A team of researchers at the Worcester Polytechnic Institute (WPI) Life Sciences and Bioengineering Center at Gateway Park has developed a new model system to study fungal infections.

The system can be a powerful tool for screening potential drug targets for conditions like thrush, athlete's foot and vaginal yeast infections, which affect millions of people each year but are difficult to treat with existing medications. Using the new model, the researchers also identified a gene that may be a promising target for a new anti-fungal drug.

The WPI research team led by Reeta Prusty Rao, PhD, assistant professor of biology and biotechnology, developed the new model using the microscopic soil worm Ceanorhaditis elegans (C. elegans) as a test host which is then infected with the fungus Saccharomyces cerevisiae (S. cerevisiae). Commonly known as baker's yeast or brewer's yeast, S. cerevisae doesn't cause disease in humans, but the WPI team found that it can infect, and if left untreated, kill the worm. Since S.cerveisiae has many genes in common with fungi that do cause human disease, the genetic and molecular analysis now possible with this new testing model can be used to identify targets that could prevent or treat fungal infections in people.

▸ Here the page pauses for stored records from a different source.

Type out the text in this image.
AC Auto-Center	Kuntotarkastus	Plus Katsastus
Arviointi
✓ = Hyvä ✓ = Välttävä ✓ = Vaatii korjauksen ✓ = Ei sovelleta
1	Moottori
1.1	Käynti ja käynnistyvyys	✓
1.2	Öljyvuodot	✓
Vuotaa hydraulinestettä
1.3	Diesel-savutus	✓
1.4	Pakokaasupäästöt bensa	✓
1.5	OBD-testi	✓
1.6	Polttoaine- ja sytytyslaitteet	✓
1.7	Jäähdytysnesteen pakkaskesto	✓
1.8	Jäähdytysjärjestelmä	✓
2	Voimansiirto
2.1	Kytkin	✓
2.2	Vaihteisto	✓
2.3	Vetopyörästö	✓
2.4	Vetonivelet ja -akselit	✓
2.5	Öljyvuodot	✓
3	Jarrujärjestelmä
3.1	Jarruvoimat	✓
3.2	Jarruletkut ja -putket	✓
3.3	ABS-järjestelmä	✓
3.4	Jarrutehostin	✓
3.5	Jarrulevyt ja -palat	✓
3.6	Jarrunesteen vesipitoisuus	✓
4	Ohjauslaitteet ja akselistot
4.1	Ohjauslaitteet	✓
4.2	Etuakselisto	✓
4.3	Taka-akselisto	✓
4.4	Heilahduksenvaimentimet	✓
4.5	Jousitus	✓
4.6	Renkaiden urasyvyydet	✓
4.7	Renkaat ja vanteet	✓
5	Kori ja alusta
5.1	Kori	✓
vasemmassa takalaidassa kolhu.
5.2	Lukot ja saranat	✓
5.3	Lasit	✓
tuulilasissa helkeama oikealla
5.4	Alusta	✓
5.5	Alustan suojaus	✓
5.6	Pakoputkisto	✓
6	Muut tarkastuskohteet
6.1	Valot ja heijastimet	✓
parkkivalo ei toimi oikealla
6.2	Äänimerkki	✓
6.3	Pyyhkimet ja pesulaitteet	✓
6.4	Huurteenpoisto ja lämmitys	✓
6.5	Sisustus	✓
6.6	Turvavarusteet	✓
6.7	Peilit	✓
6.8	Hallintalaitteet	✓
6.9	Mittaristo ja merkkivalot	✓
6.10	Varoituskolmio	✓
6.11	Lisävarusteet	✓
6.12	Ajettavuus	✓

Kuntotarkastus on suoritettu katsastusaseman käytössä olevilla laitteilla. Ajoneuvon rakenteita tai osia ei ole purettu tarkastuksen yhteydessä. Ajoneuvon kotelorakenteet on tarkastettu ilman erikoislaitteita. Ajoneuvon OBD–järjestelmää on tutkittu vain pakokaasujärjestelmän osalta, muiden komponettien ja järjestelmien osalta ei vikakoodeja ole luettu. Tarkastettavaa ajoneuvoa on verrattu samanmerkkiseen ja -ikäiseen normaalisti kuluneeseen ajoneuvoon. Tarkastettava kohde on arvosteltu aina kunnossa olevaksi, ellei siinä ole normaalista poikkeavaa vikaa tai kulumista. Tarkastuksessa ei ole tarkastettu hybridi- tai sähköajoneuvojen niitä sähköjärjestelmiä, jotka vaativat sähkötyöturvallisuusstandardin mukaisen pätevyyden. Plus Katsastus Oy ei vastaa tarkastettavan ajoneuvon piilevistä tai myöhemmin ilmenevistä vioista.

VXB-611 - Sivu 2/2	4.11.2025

"The beauty of this new model is that we can study both sides of the equation:  the processes of fungal infection and the host's response to try and fight off that infection," said Rao. 

Fungal infections are persistent and are not easily cleared by the handful of drugs currently available to treat them. As a result, the infections often reoccur. Typically, common fungal infections like athlete's foot and vaginal yeast infections do not cause serious harm. However, when an infection spreads to the bloodstream, it can be deadly. Hospitalized patients with catheters or central intravenous lines are at risk, as the fungi can grow on those devices and enter the body.  Because of the lack of an effective treatment, the mortality rate for some systemic fungal infections is nearly 45 percent.

In their recently published study, Rao's team, working in collaboration with Samuel Politz, PhD, associate professor of biology and biotechnology at WPI, used a range of available genetic tools to monitor the infection process and observe how the worm tried to defend itself against the infection. They also studied which genes in the yeast were involved in trying to fight back against the worm's defense mechanisms.  The team reported their findings in the paper "A Pathogenesis Assay Using Saccharomyces cerevisiae and Caenorhabditis elegans Reveals Novel Roles for Yeast AP-1, Yap1, and Host Dual Oxidase BLI-3 in Fungal Pathogenesis" published by the journal Eukaryotic Cell.

The work showed that the worms produce hydrogen peroxide and other so-called reactive oxygen species (ROS) to try and kill the invading fungus, while certain genes in the yeast produce other chemicals that can ward off the hydrogen peroxide attack.  One gene in particular, called Yap 1, was found to be essential for the yeast's ability to neutralize the ROS attack. When they removed Yap 1 from the yeast's genome, infection was prevented. This was an important finding because Yap 1 is found only in fungi, not people. If a drug can be developed to target only that gene, it should not have any side-effects in people.

"The challenge has been to find therapeutic agents that can kill the fungus, but not harm the surrounding tissue; that's proven to be very difficult," Rao said. "In this study, we show that the gene Yap 1 is essential for infection, and it is only found in yeast, including the strains that do cause disease in people. So this is a promising target for further study."